Under the leadership of President Kennedy, and carried forward after his death by Bobby Kennedy and President Lyndon Johnson, the American people began to awaken to the ugliness and stupidity of racism and bigotry. It was not simply a matter of passing laws requiring Civil Rights, but a change in outlook and attitude drawn through the chaotic decades of the 1960s and 1970s.
When Kennedy died America’s innocence did not die. America was not innocent. America was complicit and blind. The changes that took place caused pain and upheaval.
Corporate greed took us to war in Viet Nam, and America bled and suffered even more in the division of the nation.
Sex, drugs, rock-and-roll undermined the strong system of family values, and damaged America to this day. No it was not the music, nor the free sex, nor even the illegal drugs themselves, but the attitudes that they bore with them, disregard of principles, loss of values and morals, and the increasing denial of God.
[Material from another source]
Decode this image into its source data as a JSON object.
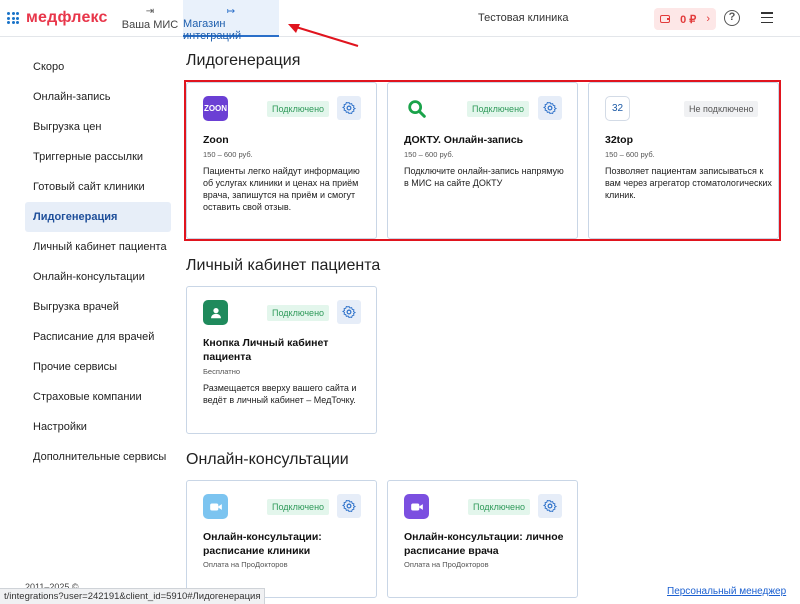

Lies, deceit and personal greed prevailed, and took over every aspect of life, business and government.
Americans went to party and not to church. Divorce became easy and common.
A lot of goodness in America did die with President Kennedy, a victim of the awakening of America to its ugliness.
Today, we look around and see a much better America. Civil Rights have come light years ahead. Kennedy would be proud. Yet we have a long way to go in order to return America to its once high values where a family could leave the doors to its home unlocked without worry.